If you have questions, email us. We’re getting a lot of them. I know our guys are pretty good about getting back. Some of them probably push on me to select and hopefully that we’re getting through a lot of those.
Somebody says, “How can you claim title in Pennsylvania because land trust does not cover it?” You would title it directly in the land trust. Otherwise, it’s treated as a taxable event. We used to do the living trust and then convert it to a land trust, so we drafted as the living trust.
Anyway, email@example.com or visit us on andersonadvisors.com. I always love doing this, so shoot us a question, and we might grab it and put it up there. If for whatever reason, you’re not getting an answer to your questions, by all means, feel free to reach out and poke us in the forehead.
We have hundreds of questions that come in each week and, as you guys know, we’re not getting paid to do it.
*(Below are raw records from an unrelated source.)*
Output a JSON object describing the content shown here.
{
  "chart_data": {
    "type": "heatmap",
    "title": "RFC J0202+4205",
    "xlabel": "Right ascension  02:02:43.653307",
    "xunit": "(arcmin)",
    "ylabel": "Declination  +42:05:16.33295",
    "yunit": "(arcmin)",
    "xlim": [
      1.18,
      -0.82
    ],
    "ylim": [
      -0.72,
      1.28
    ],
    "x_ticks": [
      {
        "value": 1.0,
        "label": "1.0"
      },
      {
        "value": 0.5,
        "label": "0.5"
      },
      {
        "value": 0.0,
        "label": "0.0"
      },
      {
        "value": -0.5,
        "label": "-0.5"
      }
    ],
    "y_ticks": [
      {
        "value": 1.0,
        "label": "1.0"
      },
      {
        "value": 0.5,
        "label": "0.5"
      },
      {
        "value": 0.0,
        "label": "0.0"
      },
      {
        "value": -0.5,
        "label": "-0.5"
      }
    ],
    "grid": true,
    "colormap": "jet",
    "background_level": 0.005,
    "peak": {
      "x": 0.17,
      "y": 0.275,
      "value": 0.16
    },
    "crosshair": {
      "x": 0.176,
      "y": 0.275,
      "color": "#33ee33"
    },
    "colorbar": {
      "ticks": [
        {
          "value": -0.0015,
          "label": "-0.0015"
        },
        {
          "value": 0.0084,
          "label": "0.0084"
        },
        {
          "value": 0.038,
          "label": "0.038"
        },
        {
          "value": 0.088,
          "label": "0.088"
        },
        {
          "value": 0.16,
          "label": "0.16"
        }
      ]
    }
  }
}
We’re just doing it because, frankly, there’s too much ‘hide the ball’ these days. We just try to get through as many as we can, and I think that we’re getting through them all. But just in case, if you ever feel like we’re not paying enough attention to you, by all means, reach out. We want to make sure that we’re getting you the information you can.
If it is really personal and you’re just trying to get free advice on a continuous basis, we’ll probably say you’ve got to become a client. Otherwise, we do this because we love working with the small business folks, we love working with the investors, and because it’s hard enough to do it out there without getting shellacked with the tax stick.
Tax Tuesdays are about helping to keep a little more in your realm of influence so you can choose what to do with it. If that means that you’re going to give it all away, give it to your kids, or give it to your dog, that’s your choice. What we’re going to do is make sure that you’re keeping as much of it as possible so you’re able to make that choice.
That is it. You guys, we’ll see you in two weeks for another Tax Tuesday.